A mother's love filled the nomination that Cindy Lingle authored for her daughter, Cathy Short, who received a lumpectomy in 2011, only to be back in surgery two weeks later for a total mastectomy. Four chemo treatments and a single blood transfusion followed that surgery. Today, she is five years cancer free, Lingle writes."I simply cannot get over the fact of how strong she has been and what an inspiration to others she has been that are going through the same thing," she wrote. "She is willing to talk to anyone concerning breast cancer and helps in anyway she can, especially pray."

Lingle added, "I am telling you, the word cancer is the most scary word there is and when it is a loved one of yours, it is the scariest ever.
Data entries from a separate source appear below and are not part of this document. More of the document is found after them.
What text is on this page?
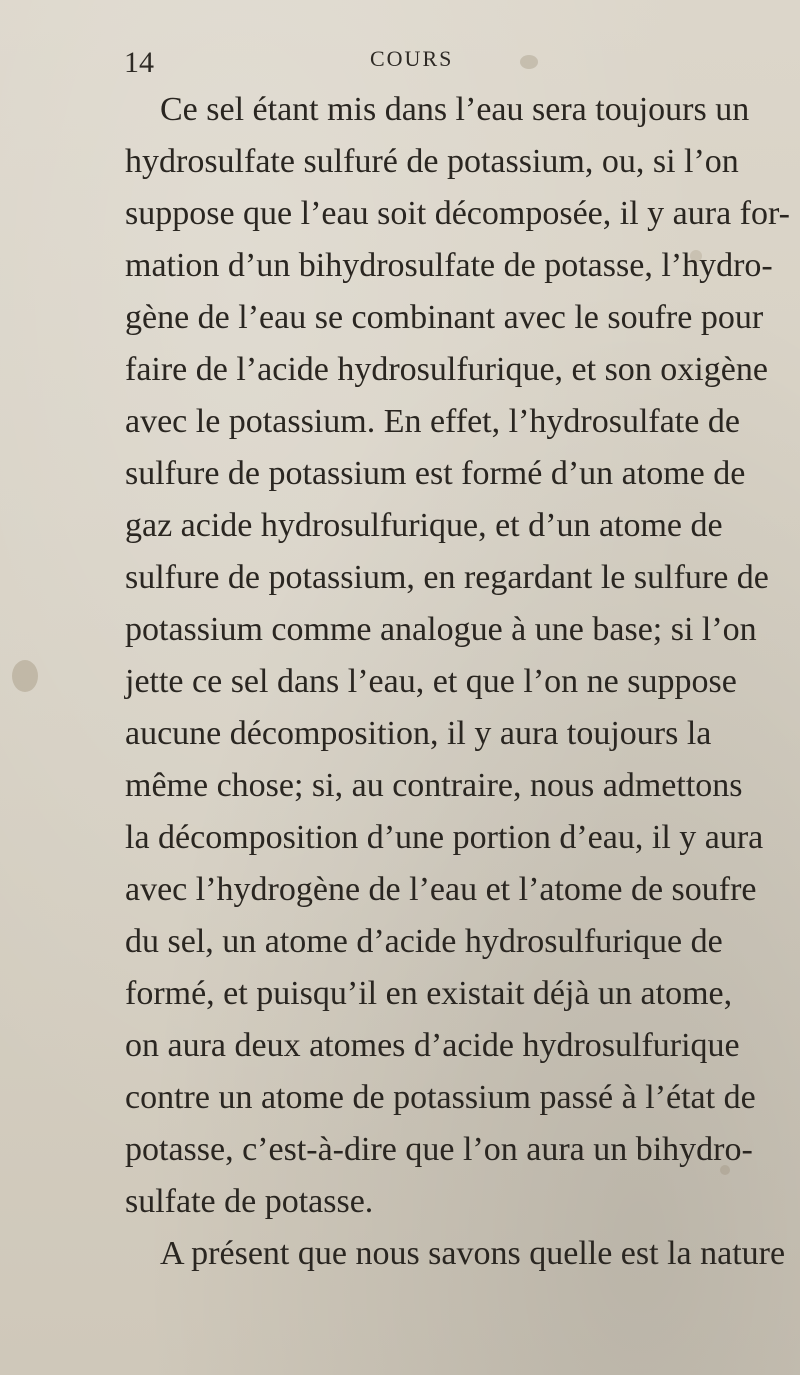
14	COURS
Ce sel étant mis dans l’eau sera toujours un
hydrosulfate sulfuré de potassium, ou, si l’on
suppose que l’eau soit décomposée, il y aura for-
mation d’un bihydrosulfate de potasse, l’hydro-
gène de l’eau se combinant avec le soufre pour
faire de l’acide hydrosulfurique, et son oxigène
avec le potassium. En effet, l’hydrosulfate de
sulfure de potassium est formé d’un atome de
gaz acide hydrosulfurique, et d’un atome de
sulfure de potassium, en regardant le sulfure de
potassium comme analogue à une base; si l’on
jette ce sel dans l’eau, et que l’on ne suppose
aucune décomposition, il y aura toujours la
même chose; si, au contraire, nous admettons
la décomposition d’une portion d’eau, il y aura
avec l’hydrogène de l’eau et l’atome de soufre
du sel, un atome d’acide hydrosulfurique de
formé, et puisqu’il en existait déjà un atome,
on aura deux atomes d’acide hydrosulfurique
contre un atome de potassium passé à l’état de
potasse, c’est-à-dire que l’on aura un bihydro-
sulfate de potasse.
A présent que nous savons quelle est la nature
I have a renewed faith for all who are battling cancer."

Bates said both Short and Holmes will be recognized in the Rend Lake Water Festival Parade on May 7, the Old King Cole Parade in West Frankfort on May 14 and at the Franklin County Relay for Life that runs from 5 p.m. to midnight, June 24, at West Frankfort Park.

Bates said she believes that Franklin County is the only Relay for Life group that honors survivors and caretakers in such a way.

The program doesn’t just recognize such special people, she said, but it also promotes Relay for Life, which works to promote community awareness of cancer, help fight for a cure and provide support for its victims, including the families of those afflicted.